A list of more than 110 organizations that are taking some part in this year’s activities is available here. While there are no “Sunshine Week” activities scheduled for the Chippewa Valley, it provides an occasion to reflect on the fact that state and federal freedom of information laws can be used not only by the news media but by any citizen as well.
Wisconsin’s open records law dates back only to 1982, but it declares the state’s policy to be that “all persons are entitled to the greatest possible information regarding the affairs of government and the official acts of those officers and employees who represent them.” (Section 19.31) That section of the statutes adds that “denial of public access generally is contrary to the public interest, and only in an exceptional case may access be denied.”

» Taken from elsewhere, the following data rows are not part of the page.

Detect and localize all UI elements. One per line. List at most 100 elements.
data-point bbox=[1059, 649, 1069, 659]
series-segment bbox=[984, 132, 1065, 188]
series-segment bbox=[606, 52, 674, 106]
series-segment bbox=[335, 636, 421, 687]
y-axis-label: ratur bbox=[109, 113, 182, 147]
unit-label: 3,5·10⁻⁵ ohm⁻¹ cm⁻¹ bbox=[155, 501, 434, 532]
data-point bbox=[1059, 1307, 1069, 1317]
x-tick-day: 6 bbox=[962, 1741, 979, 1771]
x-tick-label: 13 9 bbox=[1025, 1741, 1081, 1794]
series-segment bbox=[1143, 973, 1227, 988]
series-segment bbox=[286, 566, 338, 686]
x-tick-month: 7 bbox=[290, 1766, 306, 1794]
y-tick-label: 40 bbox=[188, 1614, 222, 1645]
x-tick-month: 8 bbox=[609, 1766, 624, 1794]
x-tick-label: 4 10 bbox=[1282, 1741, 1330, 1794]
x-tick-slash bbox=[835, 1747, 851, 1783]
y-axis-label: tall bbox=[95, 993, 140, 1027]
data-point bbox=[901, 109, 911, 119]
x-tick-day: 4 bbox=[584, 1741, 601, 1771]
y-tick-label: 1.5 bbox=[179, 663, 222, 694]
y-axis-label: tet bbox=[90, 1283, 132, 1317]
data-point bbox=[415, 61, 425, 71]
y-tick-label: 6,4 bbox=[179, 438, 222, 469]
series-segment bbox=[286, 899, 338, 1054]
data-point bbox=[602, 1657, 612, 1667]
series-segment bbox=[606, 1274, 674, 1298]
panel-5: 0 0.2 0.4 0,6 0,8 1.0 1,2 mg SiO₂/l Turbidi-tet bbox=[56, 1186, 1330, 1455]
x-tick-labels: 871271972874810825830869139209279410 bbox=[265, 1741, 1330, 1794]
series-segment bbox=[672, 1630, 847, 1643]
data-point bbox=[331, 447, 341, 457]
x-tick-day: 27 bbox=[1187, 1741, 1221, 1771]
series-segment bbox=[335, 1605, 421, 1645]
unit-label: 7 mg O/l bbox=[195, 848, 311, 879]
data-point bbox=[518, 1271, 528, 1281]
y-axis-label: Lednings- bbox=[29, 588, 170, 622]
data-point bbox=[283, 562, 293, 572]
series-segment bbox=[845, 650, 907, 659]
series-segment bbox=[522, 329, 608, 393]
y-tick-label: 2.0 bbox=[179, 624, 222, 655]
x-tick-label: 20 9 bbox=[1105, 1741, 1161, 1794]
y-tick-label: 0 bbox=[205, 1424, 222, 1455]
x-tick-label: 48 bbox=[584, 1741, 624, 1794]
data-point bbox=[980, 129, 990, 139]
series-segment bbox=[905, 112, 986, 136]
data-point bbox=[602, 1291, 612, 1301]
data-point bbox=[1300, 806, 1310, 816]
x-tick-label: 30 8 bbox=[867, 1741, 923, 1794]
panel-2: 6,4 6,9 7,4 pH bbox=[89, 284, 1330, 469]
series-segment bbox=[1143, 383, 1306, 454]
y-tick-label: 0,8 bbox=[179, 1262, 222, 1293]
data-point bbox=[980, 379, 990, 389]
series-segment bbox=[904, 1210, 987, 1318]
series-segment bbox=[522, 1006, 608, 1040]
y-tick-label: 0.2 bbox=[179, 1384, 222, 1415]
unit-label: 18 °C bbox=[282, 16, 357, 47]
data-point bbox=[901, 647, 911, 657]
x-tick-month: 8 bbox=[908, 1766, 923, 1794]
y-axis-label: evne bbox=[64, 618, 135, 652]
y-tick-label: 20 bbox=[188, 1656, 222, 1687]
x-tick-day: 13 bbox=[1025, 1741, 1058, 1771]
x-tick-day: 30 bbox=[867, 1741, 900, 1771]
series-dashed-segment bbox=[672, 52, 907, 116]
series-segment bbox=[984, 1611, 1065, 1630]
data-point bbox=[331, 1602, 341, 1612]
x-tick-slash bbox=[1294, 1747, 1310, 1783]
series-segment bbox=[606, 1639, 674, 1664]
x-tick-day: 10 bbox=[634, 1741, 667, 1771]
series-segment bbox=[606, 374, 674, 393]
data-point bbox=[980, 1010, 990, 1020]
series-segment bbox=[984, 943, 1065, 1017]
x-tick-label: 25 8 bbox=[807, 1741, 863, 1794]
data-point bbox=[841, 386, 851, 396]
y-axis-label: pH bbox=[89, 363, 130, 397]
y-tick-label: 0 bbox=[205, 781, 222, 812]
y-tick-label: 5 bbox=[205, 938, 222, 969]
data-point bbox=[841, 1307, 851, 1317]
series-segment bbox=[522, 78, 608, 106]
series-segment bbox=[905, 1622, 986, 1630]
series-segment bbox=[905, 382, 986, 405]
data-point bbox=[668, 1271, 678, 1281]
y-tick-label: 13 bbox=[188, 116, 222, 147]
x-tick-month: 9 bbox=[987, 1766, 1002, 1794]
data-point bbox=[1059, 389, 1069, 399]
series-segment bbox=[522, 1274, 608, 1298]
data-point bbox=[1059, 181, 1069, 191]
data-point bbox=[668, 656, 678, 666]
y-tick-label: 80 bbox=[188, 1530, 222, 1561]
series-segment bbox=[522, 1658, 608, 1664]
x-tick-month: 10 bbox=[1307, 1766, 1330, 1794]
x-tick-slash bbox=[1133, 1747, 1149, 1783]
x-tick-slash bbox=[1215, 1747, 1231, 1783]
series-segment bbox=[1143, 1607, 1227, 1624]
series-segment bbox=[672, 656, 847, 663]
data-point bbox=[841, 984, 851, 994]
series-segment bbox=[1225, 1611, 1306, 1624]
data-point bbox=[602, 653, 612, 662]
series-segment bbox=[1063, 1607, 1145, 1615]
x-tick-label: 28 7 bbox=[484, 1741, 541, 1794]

There are some exceptions to this broad presumption that government records are open to the public, but fewer than are found in the federal Freedom of Information Act.
A downloadable guide to the Wisconsin open records law is available here. In his introduction to it, former Atty. Gen. Brad Schimel wrote: “It is imperative that we recognize that transparency is the cornerstone of democracy and that citizens cannot hold their elected officials accountable in a representative government unless government is performed in the open.”
The state’s open meetings law has more exceptions than does the open records law, but it still establishes the “presumption that meetings of governmental bodies must be held in open session.” (Section 19.81(1)) “Mere government inconvenience” is not grounds for closing a meeting. (Section 19.81(2))
A downloadable compliance guide for the state open meetings law may be found here. There is no comparable statute on the federal level.